What we want to do is set up a proxy server in out network and provide a url such as newspaperx@mycompany.com. The proxy will request credentials and check them at our AD server. When ok a redirect should take place to the newspaperserver.

We are running ISA2006 for Sharepoint publishing. I'd like to use ISA as a reverse proxy.  I tried using a webserver publishing rule using FB authentication but can't get it to work properly. It seems to send credentials to the newspaper server as well which i don't want.

My question is: is ISA2006 the right product to use here? I know it is meant to publish websites behind it, but is it somehow restricted to this scenario?


Any help would be appreciated




gbarnas -> RE: ISA as reverse proxy for external website (4.Jul.2008 11:16:51 PM)
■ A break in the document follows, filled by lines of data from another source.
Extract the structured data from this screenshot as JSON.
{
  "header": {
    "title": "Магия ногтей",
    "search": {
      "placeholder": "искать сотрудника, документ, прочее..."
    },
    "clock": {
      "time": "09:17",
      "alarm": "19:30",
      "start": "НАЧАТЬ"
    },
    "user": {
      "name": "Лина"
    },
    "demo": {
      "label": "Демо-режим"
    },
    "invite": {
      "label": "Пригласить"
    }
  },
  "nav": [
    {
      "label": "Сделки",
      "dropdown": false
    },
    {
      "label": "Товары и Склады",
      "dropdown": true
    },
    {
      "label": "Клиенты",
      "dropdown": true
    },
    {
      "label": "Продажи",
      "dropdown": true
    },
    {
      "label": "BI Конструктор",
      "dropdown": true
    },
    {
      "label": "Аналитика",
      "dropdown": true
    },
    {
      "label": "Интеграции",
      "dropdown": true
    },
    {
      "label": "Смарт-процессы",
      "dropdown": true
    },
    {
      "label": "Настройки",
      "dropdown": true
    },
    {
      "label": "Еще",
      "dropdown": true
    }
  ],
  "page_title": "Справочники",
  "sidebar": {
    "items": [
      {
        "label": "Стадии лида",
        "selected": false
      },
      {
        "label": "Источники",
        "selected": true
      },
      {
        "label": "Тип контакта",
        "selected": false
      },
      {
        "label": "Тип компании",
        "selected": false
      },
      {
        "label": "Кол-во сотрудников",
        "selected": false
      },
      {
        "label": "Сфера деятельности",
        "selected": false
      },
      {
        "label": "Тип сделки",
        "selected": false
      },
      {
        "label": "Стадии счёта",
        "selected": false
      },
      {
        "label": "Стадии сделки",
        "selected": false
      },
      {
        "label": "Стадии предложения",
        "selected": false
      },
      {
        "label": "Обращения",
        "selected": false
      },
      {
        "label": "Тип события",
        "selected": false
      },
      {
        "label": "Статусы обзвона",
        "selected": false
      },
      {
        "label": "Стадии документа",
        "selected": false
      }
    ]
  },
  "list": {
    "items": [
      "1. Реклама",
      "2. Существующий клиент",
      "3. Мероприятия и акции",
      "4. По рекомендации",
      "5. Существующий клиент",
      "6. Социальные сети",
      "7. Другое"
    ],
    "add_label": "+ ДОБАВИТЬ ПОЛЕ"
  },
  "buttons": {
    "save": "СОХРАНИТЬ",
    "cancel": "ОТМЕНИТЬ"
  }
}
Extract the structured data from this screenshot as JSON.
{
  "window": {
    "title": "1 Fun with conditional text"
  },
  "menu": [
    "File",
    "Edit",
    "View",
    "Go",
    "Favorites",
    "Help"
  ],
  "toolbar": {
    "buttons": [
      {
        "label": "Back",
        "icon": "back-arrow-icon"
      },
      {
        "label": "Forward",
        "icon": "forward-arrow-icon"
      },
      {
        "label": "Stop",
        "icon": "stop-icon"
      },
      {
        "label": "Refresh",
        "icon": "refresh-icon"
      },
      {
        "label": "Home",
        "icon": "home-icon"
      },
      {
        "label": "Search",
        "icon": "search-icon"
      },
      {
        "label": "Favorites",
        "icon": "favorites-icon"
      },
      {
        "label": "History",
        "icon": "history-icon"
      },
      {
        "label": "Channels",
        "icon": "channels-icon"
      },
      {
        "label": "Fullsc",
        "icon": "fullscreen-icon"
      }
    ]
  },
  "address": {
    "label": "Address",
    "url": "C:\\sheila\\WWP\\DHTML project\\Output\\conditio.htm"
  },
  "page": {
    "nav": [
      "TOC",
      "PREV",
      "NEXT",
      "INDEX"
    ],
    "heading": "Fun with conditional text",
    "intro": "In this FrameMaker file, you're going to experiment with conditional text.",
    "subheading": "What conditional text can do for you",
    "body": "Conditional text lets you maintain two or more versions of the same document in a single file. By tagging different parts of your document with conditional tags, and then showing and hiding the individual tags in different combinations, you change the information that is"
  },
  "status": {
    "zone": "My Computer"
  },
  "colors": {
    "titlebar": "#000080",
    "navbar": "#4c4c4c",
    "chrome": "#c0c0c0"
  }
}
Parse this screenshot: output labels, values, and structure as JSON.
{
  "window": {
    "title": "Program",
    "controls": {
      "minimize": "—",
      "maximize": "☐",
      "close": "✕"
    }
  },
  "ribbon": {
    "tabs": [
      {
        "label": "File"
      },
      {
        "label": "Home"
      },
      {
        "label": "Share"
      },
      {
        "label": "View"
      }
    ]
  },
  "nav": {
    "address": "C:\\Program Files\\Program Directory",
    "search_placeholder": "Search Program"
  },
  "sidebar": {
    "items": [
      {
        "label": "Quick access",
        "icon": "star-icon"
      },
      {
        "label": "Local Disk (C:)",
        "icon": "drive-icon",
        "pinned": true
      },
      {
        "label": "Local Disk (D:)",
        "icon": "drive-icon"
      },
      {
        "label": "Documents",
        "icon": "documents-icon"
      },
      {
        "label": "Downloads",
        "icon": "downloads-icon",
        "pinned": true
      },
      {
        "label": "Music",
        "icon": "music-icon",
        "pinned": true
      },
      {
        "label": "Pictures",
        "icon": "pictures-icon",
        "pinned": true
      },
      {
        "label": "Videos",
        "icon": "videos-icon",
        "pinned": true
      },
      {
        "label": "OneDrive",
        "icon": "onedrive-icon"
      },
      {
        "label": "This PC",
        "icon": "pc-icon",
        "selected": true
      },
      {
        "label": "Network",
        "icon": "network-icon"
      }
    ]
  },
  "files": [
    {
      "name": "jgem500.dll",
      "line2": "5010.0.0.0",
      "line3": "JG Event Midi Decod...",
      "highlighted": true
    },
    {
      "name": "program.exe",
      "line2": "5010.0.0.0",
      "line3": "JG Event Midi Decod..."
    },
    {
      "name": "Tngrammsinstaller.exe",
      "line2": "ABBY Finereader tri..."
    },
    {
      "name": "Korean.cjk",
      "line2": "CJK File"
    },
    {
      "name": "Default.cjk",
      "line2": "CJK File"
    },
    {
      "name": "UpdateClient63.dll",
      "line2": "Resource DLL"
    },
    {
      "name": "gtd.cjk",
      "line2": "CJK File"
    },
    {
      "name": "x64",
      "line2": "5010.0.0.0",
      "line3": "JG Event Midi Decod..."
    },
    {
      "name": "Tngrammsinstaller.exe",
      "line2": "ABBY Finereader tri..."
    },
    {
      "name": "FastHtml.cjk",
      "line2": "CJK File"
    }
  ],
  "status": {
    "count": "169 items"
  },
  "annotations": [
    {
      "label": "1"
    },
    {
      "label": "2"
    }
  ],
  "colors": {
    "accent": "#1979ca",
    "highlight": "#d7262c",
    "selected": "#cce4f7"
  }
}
You can't publish "external" sites unless you use a separate ISA server and install it "backwards". That is - the External interface is in your LAN, and the Internal is Internet-facing. This has to be behind another firewall of some kind. I use such a configuration to publish our partner/vendor application servers in our trusted network, although we don't use HTTP type protocols. (we have a separate web proxy for application servers using HTTP protocols.)

For your situation, why not simply set up the home users to make a VPN connection? Once they're in your network (or even in the DMZ), they are authenticated and will connect via the authorized IP range by going through your Internet connection.

Glenn




norbo -> RE: ISA as reverse proxy for external website (7.Jul.2008 2:55:12 AM)

Hi Glenn

Thanks for your reply. I'll look into the VPN solution, it might work for me. But before I do so one more question: we are running ISA purely as a reverse proxy for Sharepoint at the moment, not as a firewall. We have PIX firewalls on our perimeters. Therefore the ISA machine has one network card and only works with an internal network! Should'nt my configuration work in this setup?